When Krisha shows up at her sister’s Texas home on Thanksgiving morning, her close and extended family greet her with a mixture of warmth and wariness. Almost immediately, a palpable unease permeates the air, one which only grows in force as Krisha gets to work cooking the turkey and trying to make up for lost time by catching up with her various relatives, chief among them her nephew, Trey. As Krisha’s attempts at reconciliation become increasingly rebuffed, tension and suspicion reach their peak, with long-buried secrets and deep-seated resentments coming to the fore as everyone becomes immersed in an emotionally charged familial reckoning.
A potent combination of innovative cinematic storytelling and timeless themes of love, family, and forgiveness, Krisha took the independent film community by storm upon its SXSW premiere, and it hasn’t slowed down since. Marked by complex tonal shifts (the film moves from dark humor to deep pathos to almost horror movie-like intensity), virtuosic camerawork reminiscent of Terrence Malick (with whom Shults worked on multiple projects), and a propulsive score by Brian McOmber, Krisha proves definitively that Shults is the real deal.

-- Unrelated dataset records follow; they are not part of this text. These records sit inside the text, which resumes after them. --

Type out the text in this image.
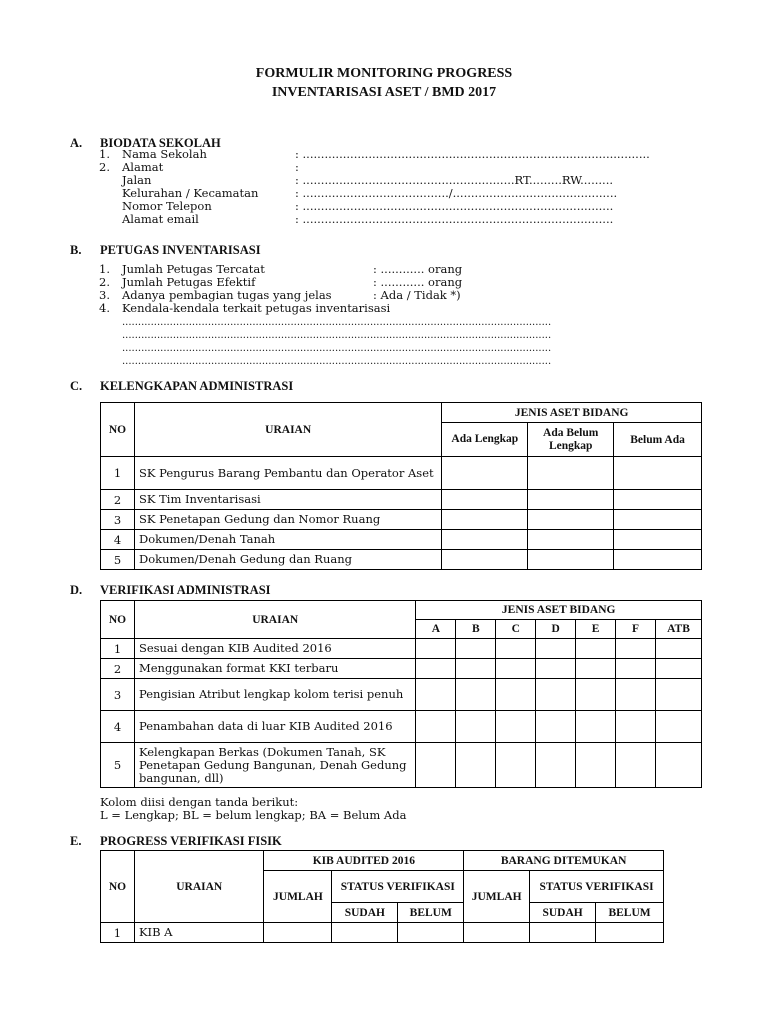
FORMULIR MONITORING PROGRESS
INVENTARISASI ASET / BMD 2017
A. BIODATA SEKOLAH
1. Nama Sekolah	: ...............................................................................................
2. Alamat	:
Jalan	: ..........................................................RT.........RW.........
Kelurahan / Kecamatan	: ......................................../.............................................
Nomor Telepon	: .....................................................................................
Alamat email	: .....................................................................................
B. PETUGAS INVENTARISASI
1. Jumlah Petugas Tercatat	: ............ orang
2. Jumlah Petugas Efektif	: ............ orang
3. Adanya pembagian tugas yang jelas	: Ada / Tidak *)
4. Kendala-kendala terkait petugas inventarisasi
.......................................................................................................................................
.......................................................................................................................................
.......................................................................................................................................
.......................................................................................................................................
C. KELENGKAPAN ADMINISTRASI
NO	URAIAN	JENIS ASET BIDANG		
		Ada Lengkap	Ada Belum Lengkap	Belum Ada
1	SK Pengurus Barang Pembantu dan Operator Aset			
2	SK Tim Inventarisasi			
3	SK Penetapan Gedung dan Nomor Ruang			
4	Dokumen/Denah Tanah			
5	Dokumen/Denah Gedung dan Ruang			
D. VERIFIKASI ADMINISTRASI
NO	URAIAN	JENIS ASET BIDANG						
		A	B	C	D	E	F	ATB
1	Sesuai dengan KIB Audited 2016							
2	Menggunakan format KKI terbaru							
3	Pengisian Atribut lengkap kolom terisi penuh							
4	Penambahan data di luar KIB Audited 2016							
5	Kelengkapan Berkas (Dokumen Tanah, SK Penetapan Gedung Bangunan, Denah Gedung bangunan, dll)							
Kolom diisi dengan tanda berikut:
L = Lengkap; BL = belum lengkap; BA = Belum Ada
E. PROGRESS VERIFIKASI FISIK
NO	URAIAN	KIB AUDITED 2016			BARANG DITEMUKAN		
		JUMLAH	STATUS VERIFIKASI		JUMLAH	STATUS VERIFIKASI	
			SUDAH	BELUM		SUDAH	BELUM
1	KIB A						
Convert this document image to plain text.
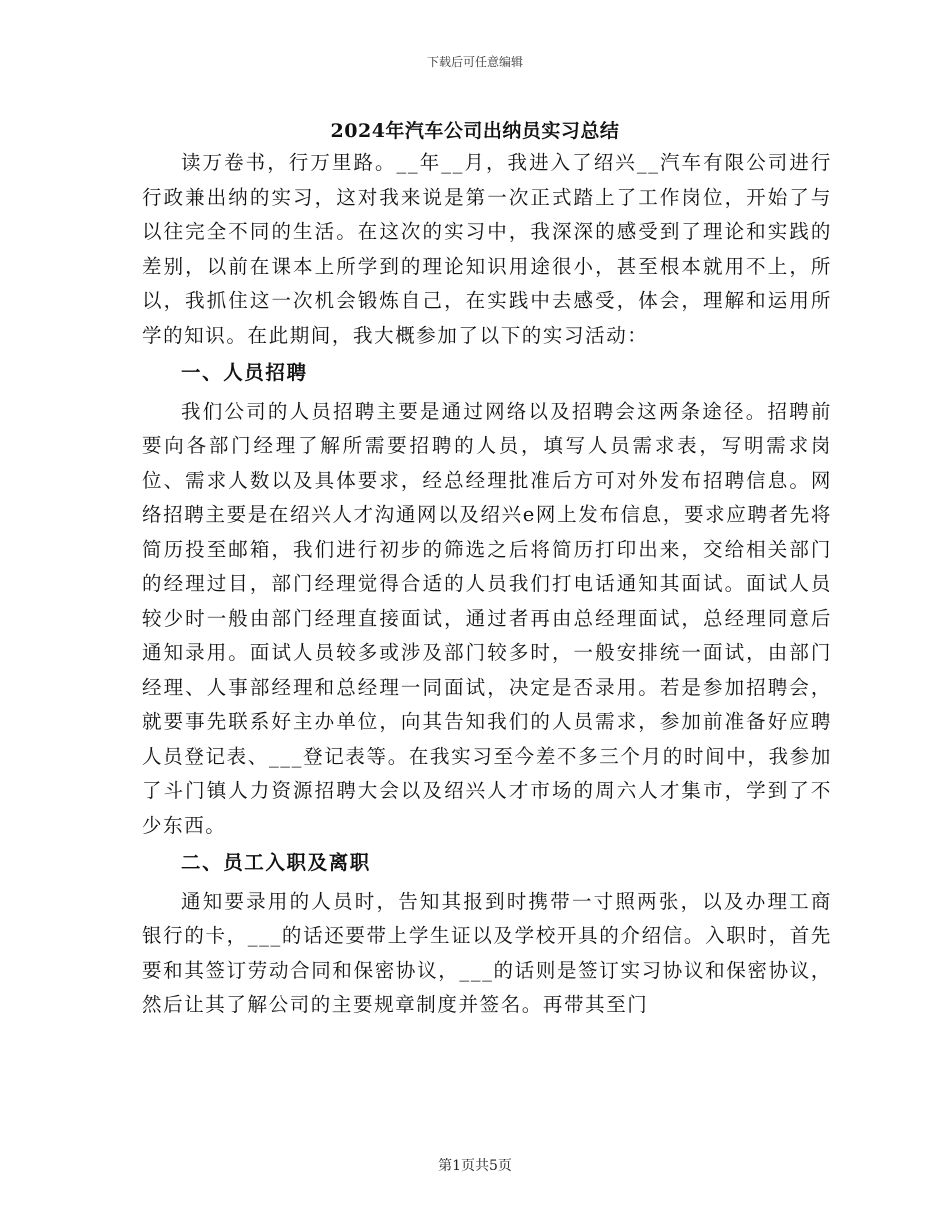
下载后可任意编辑
2024年汽车公司出纳员实习总结

读万卷书，行万里路。__年__月，我进入了绍兴__汽车有限公司进行行政兼出纳的实习，这对我来说是第一次正式踏上了工作岗位，开始了与以往完全不同的生活。在这次的实习中，我深深的感受到了理论和实践的差别，以前在课本上所学到的理论知识用途很小，甚至根本就用不上，所以，我抓住这一次机会锻炼自己，在实践中去感受，体会，理解和运用所学的知识。在此期间，我大概参加了以下的实习活动：

一、人员招聘

我们公司的人员招聘主要是通过网络以及招聘会这两条途径。招聘前要向各部门经理了解所需要招聘的人员，填写人员需求表，写明需求岗位、需求人数以及具体要求，经总经理批准后方可对外发布招聘信息。网络招聘主要是在绍兴人才沟通网以及绍兴e网上发布信息，要求应聘者先将简历投至邮箱，我们进行初步的筛选之后将简历打印出来，交给相关部门的经理过目，部门经理觉得合适的人员我们打电话通知其面试。面试人员较少时一般由部门经理直接面试，通过者再由总经理面试，总经理同意后通知录用。面试人员较多或涉及部门较多时，一般安排统一面试，由部门经理、人事部经理和总经理一同面试，决定是否录用。若是参加招聘会，就要事先联系好主办单位，向其告知我们的人员需求，参加前准备好应聘人员登记表、___登记表等。在我实习至今差不多三个月的时间中，我参加了斗门镇人力资源招聘大会以及绍兴人才市场的周六人才集市，学到了不少东西。

二、员工入职及离职

通知要录用的人员时，告知其报到时携带一寸照两张，以及办理工商银行的卡，___的话还要带上学生证以及学校开具的介绍信。入职时，首先要和其签订劳动合同和保密协议，___的话则是签订实习协议和保密协议，然后让其了解公司的主要规章制度并签名。再带其至门

第1页共5页
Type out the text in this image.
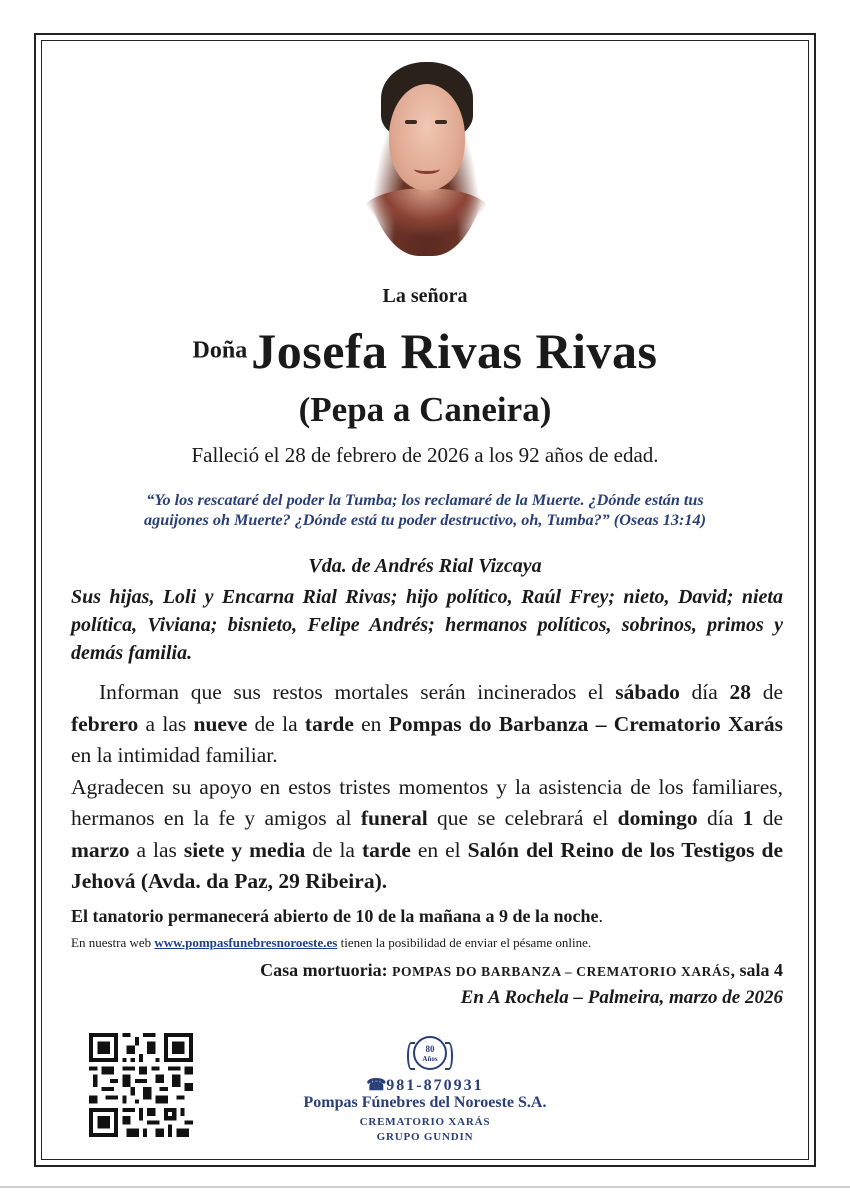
La señora
Doña Josefa Rivas Rivas
(Pepa a Caneira)
Falleció el 28 de febrero de 2026 a los 92 años de edad.
“Yo los rescataré del poder la Tumba; los reclamaré de la Muerte. ¿Dónde están tus
aguijones oh Muerte? ¿Dónde está tu poder destructivo, oh, Tumba?” (Oseas 13:14)
Vda. de Andrés Rial Vizcaya
Sus hijas, Loli y Encarna Rial Rivas; hijo político, Raúl Frey; nieto, David; nieta política, Viviana; bisnieto, Felipe Andrés; hermanos políticos, sobrinos, primos y demás familia.

Informan que sus restos mortales serán incinerados el sábado día 28 de febrero a las nueve de la tarde en Pompas do Barbanza – Crematorio Xarás en la intimidad familiar.

Agradecen su apoyo en estos tristes momentos y la asistencia de los familiares, hermanos en la fe y amigos al funeral que se celebrará el domingo día 1 de marzo a las siete y media de la tarde en el Salón del Reino de los Testigos de Jehová (Avda. da Paz, 29 Ribeira).

El tanatorio permanecerá abierto de 10 de la mañana a 9 de la noche.
En nuestra web www.pompasfunebresnoroeste.es tienen la posibilidad de enviar el pésame online.
Casa mortuoria: POMPAS DO BARBANZA – CREMATORIO XARÁS, sala 4
En A Rochela – Palmeira, marzo de 2026
80
Años
☎981-870931
Pompas Fúnebres del Noroeste S.A.
CREMATORIO XARÁS
GRUPO GUNDIN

He is one of the most exciting and unique storytellers to emerge in a long time, and is remarkable in the way he embraces successful traditional techniques while managing to innovate new ones.
Additionally, with a cast of largely nonprofessionals, many of whom were friends and family (his aunt Krisha plays the lead, and has received universal accolades for her performance) a 9 day shoot in his parents home, and a budget less than a studio film’s catering bill, Shults is a shining example of how personal, homegrown filmmaking can lead to an accomplished breakout feature.